Si sale su per questo colle
impervio e aspro
di bianco calcare.
Il silenzio accompagna
il garrire dei gabbiani
e il gracchiante volteggio
delle modeste cornacchie.
Di questi giorni,
al principio dell’erta,
una di esse giaceva
come un cristo ad ali aperte,
il becco al cielo
che un tempo dominava,
e gli uomini ne scansavano
il sembiante
come un oscuro presagio
di voli e cadute.
Ai primi tepori
della stagione giovane
il colle esplode
di floreali livree
e di risvegli arborei.
Il viola si trasfigura
nelle timide globularie,
vestali sacerdotali
in cespugliosa fratellanza
rivolte al mare
come a ricercarne
il profumo salmastro.
Si sale e il passo affatica
tra il vestito carioca
delle euforbie,
gli austeri ginepri,
il bianco fiore
del rustico asfodelo,
resistente compagno
di povere lande.
Si sale, si cicaleggia del mondo,
di affetti vicini e lontani
nello spazio e nel tempo,
i più esperti giocano con la memoria
a classificare le specie
che mutano alle stagioni
e ogni volta è come fosse la prima.
Poi, su in cima,
come grande epifania
azzurra e immensa
si apre l’orizzonte,
I pensieri divagano
al respiro del vento,
evocando presenze
di un tempo non lontano,
come fosse oggi.
Qui tra le antiche pietre
un tempo Astarte,
la dea marinara,
osservava i naviganti,
e li proteggeva
dalle ire dei marosi.
E come allora anche noi
osserviamo il riverbero
caleidoscopico del mare,
e quella nave lontana
quasi ferma e minuscola
nell’immenso,
che va non so dove,
come noi, verso quale destino.
Affanno dell’uomo
e leggerezza del gabbiano
tra falesie e dirupi…
Bella e intensa poesia che ci invita a riflettere sulla condizione umana.

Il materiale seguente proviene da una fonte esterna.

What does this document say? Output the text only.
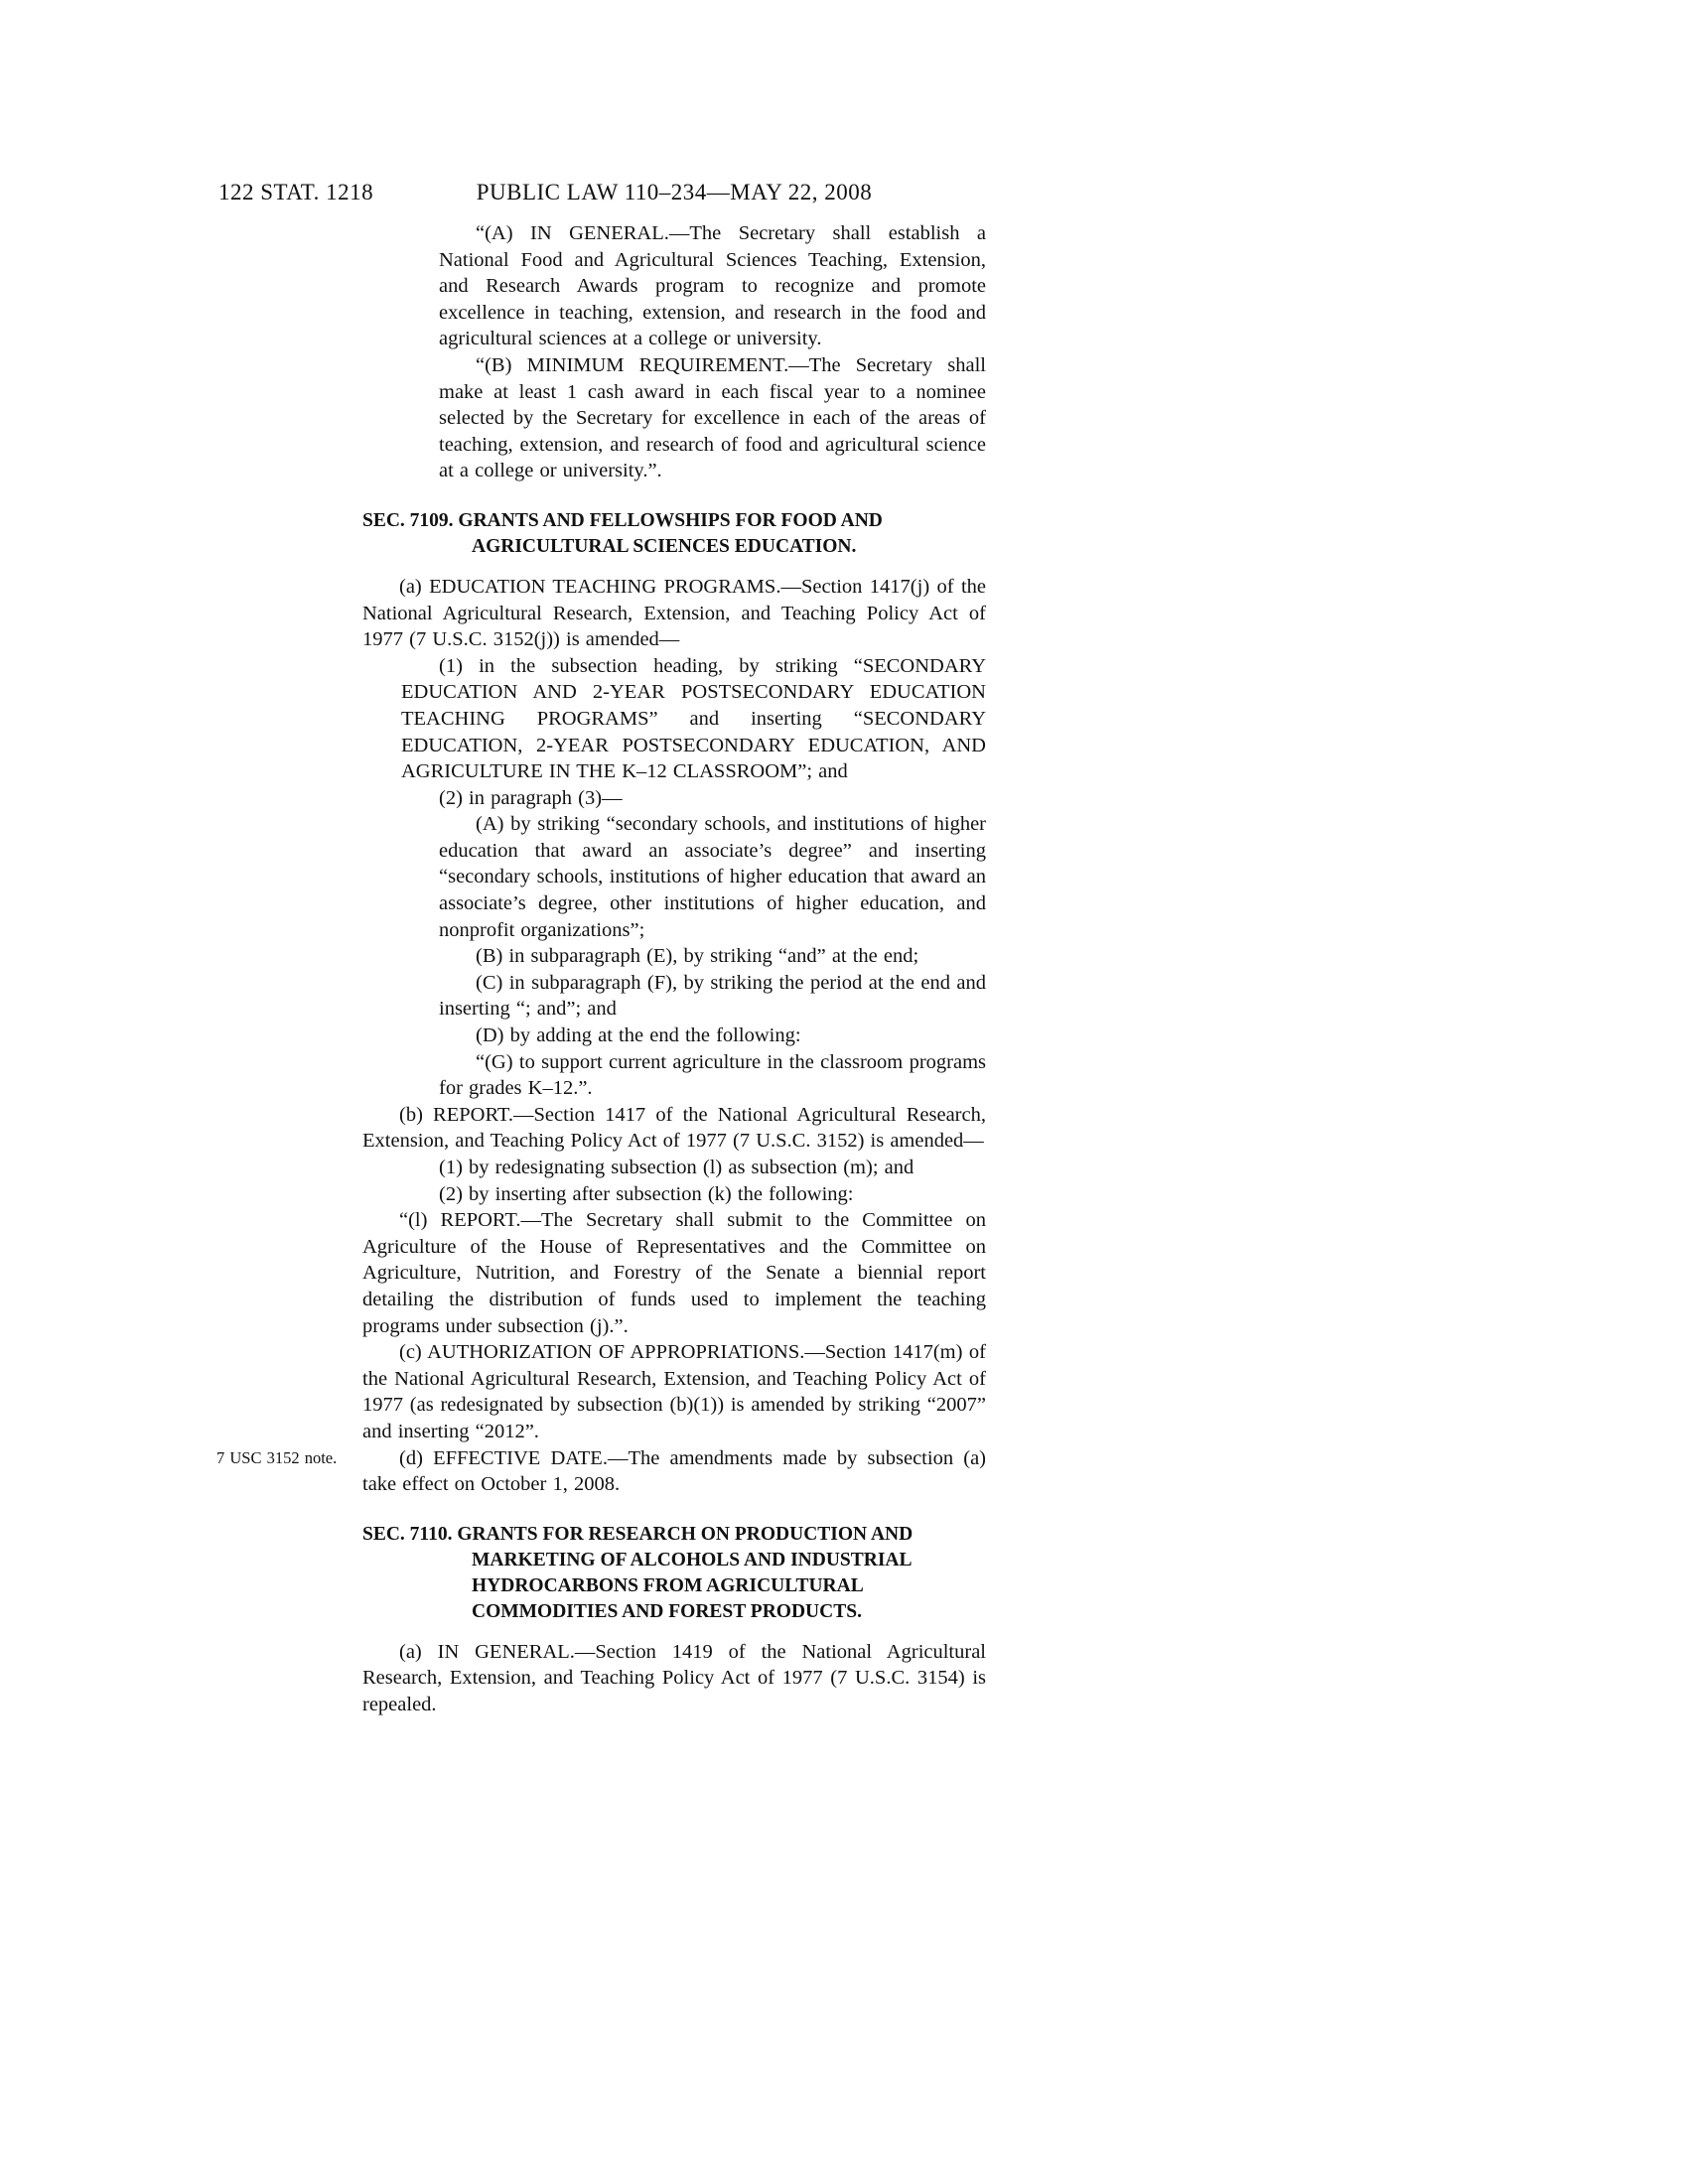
122 STAT. 1218	PUBLIC LAW 110–234—MAY 22, 2008

“(A) IN GENERAL.—The Secretary shall establish a National Food and Agricultural Sciences Teaching, Extension, and Research Awards program to recognize and promote excellence in teaching, extension, and research in the food and agricultural sciences at a college or university.

“(B) MINIMUM REQUIREMENT.—The Secretary shall make at least 1 cash award in each fiscal year to a nominee selected by the Secretary for excellence in each of the areas of teaching, extension, and research of food and agricultural science at a college or university.”.

SEC. 7109. GRANTS AND FELLOWSHIPS FOR FOOD AND AGRICULTURAL SCIENCES EDUCATION.

(a) EDUCATION TEACHING PROGRAMS.—Section 1417(j) of the National Agricultural Research, Extension, and Teaching Policy Act of 1977 (7 U.S.C. 3152(j)) is amended—

(1) in the subsection heading, by striking “SECONDARY EDUCATION AND 2-YEAR POSTSECONDARY EDUCATION TEACHING PROGRAMS” and inserting “SECONDARY EDUCATION, 2-YEAR POSTSECONDARY EDUCATION, AND AGRICULTURE IN THE K–12 CLASSROOM”; and

(2) in paragraph (3)—

(A) by striking “secondary schools, and institutions of higher education that award an associate’s degree” and inserting “secondary schools, institutions of higher education that award an associate’s degree, other institutions of higher education, and nonprofit organizations”;

(B) in subparagraph (E), by striking “and” at the end;

(C) in subparagraph (F), by striking the period at the end and inserting “; and”; and

(D) by adding at the end the following:

“(G) to support current agriculture in the classroom programs for grades K–12.”.

(b) REPORT.—Section 1417 of the National Agricultural Research, Extension, and Teaching Policy Act of 1977 (7 U.S.C. 3152) is amended—

(1) by redesignating subsection (l) as subsection (m); and

(2) by inserting after subsection (k) the following:

“(l) REPORT.—The Secretary shall submit to the Committee on Agriculture of the House of Representatives and the Committee on Agriculture, Nutrition, and Forestry of the Senate a biennial report detailing the distribution of funds used to implement the teaching programs under subsection (j).”.

(c) AUTHORIZATION OF APPROPRIATIONS.—Section 1417(m) of the National Agricultural Research, Extension, and Teaching Policy Act of 1977 (as redesignated by subsection (b)(1)) is amended by striking “2007” and inserting “2012”.

(d) EFFECTIVE DATE.—The amendments made by subsection (a) take effect on October 1, 2008.
7 USC 3152 note.

SEC. 7110. GRANTS FOR RESEARCH ON PRODUCTION AND MARKETING OF ALCOHOLS AND INDUSTRIAL HYDROCARBONS FROM AGRICULTURAL COMMODITIES AND FOREST PRODUCTS.

(a) IN GENERAL.—Section 1419 of the National Agricultural Research, Extension, and Teaching Policy Act of 1977 (7 U.S.C. 3154) is repealed.
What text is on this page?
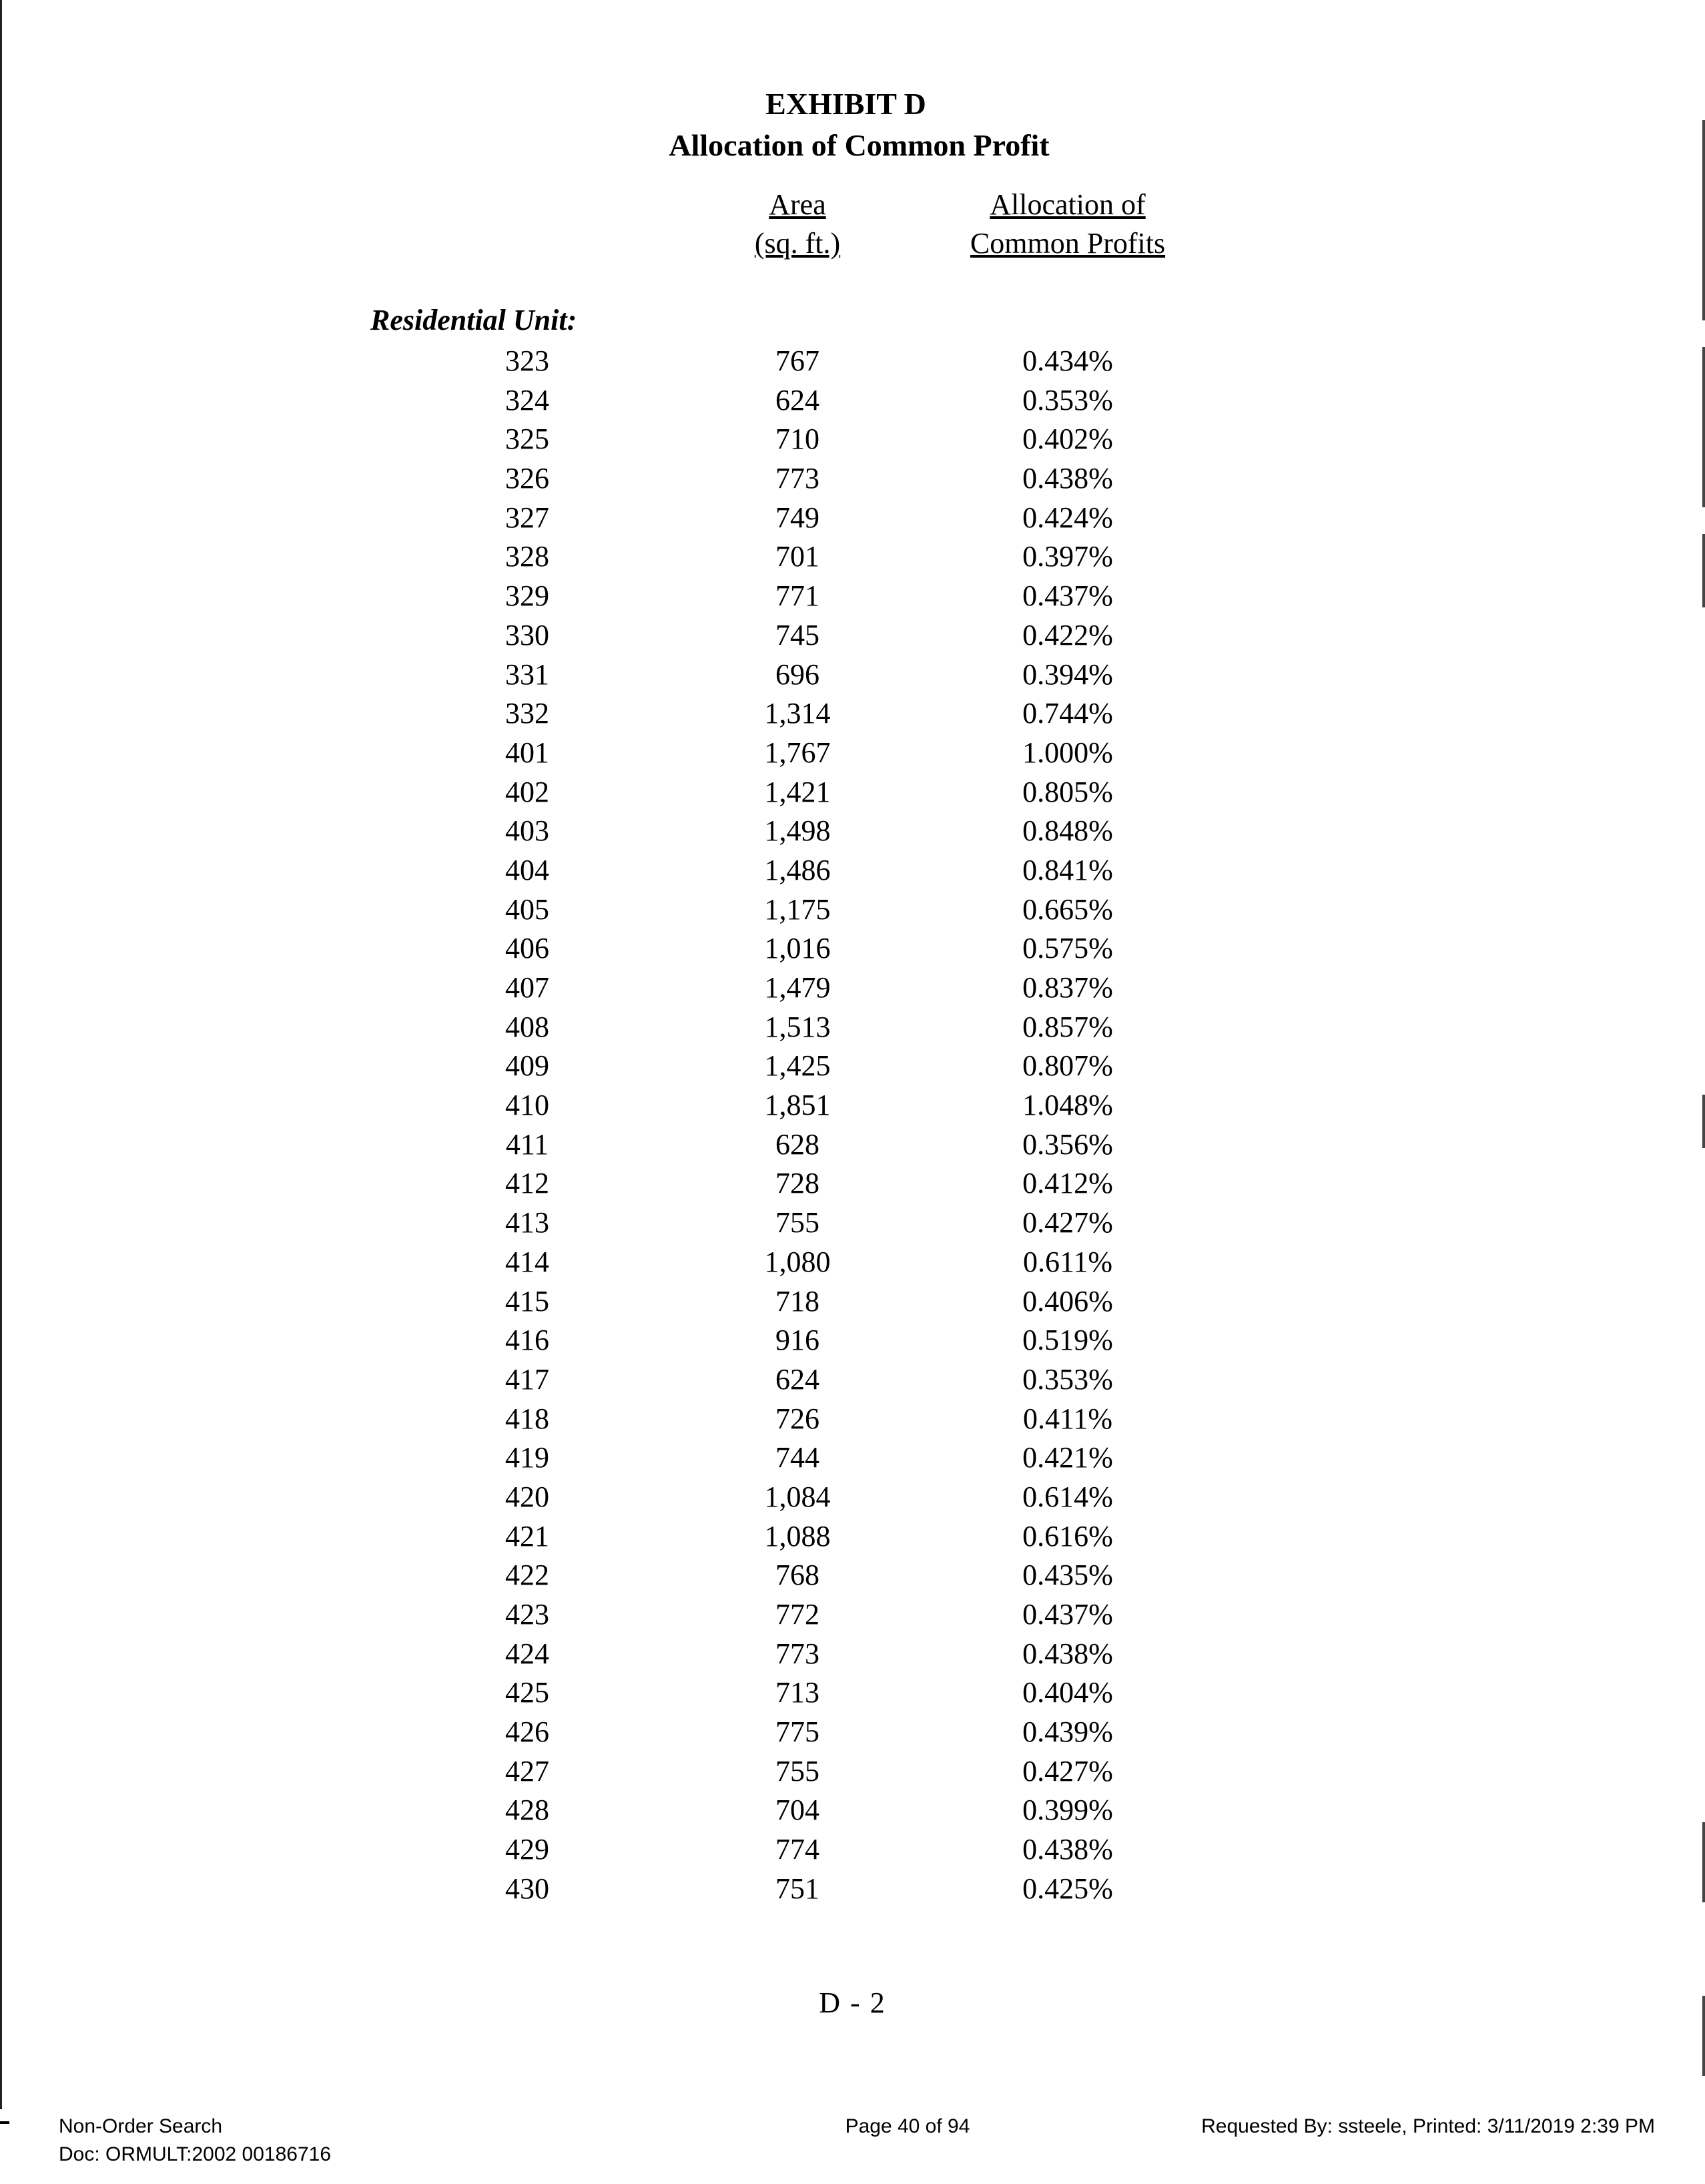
EXHIBIT D
Allocation of Common Profit
Area
(sq. ft.)
Allocation of
Common Profits
Residential Unit:
323	767	0.434%
324	624	0.353%
325	710	0.402%
326	773	0.438%
327	749	0.424%
328	701	0.397%
329	771	0.437%
330	745	0.422%
331	696	0.394%
332	1,314	0.744%
401	1,767	1.000%
402	1,421	0.805%
403	1,498	0.848%
404	1,486	0.841%
405	1,175	0.665%
406	1,016	0.575%
407	1,479	0.837%
408	1,513	0.857%
409	1,425	0.807%
410	1,851	1.048%
411	628	0.356%
412	728	0.412%
413	755	0.427%
414	1,080	0.611%
415	718	0.406%
416	916	0.519%
417	624	0.353%
418	726	0.411%
419	744	0.421%
420	1,084	0.614%
421	1,088	0.616%
422	768	0.435%
423	772	0.437%
424	773	0.438%
425	713	0.404%
426	775	0.439%
427	755	0.427%
428	704	0.399%
429	774	0.438%
430	751	0.425%
D - 2
Non-Order Search
Doc: ORMULT:2002 00186716
Page 40 of 94	Requested By: ssteele, Printed: 3/11/2019 2:39 PM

L’autore, passeggiando per “l’impervio colle”, ammira l’esplosione di colori e profumi della “stagione giovane”. E’ il risveglio della Natura che si scrolla di dosso il pesante fardello invernale. Mentre il pensiero ritorna con nostalgia agli “affetti vicini e lontani” , improvvisamente appare il mare. L’immagine di ” una nave lontana quasi ferma e minuscola nell’immenso”, spinge il poeta ad una profonda riflessione. Anche noi, come quella nave, proseguiamo il nostro viaggio con i nostri affanni senza poter conoscere il nostro destino, mentre desidereremmo librarci in volo con “la leggerezza del gabbiano tra falesie e dirupi”.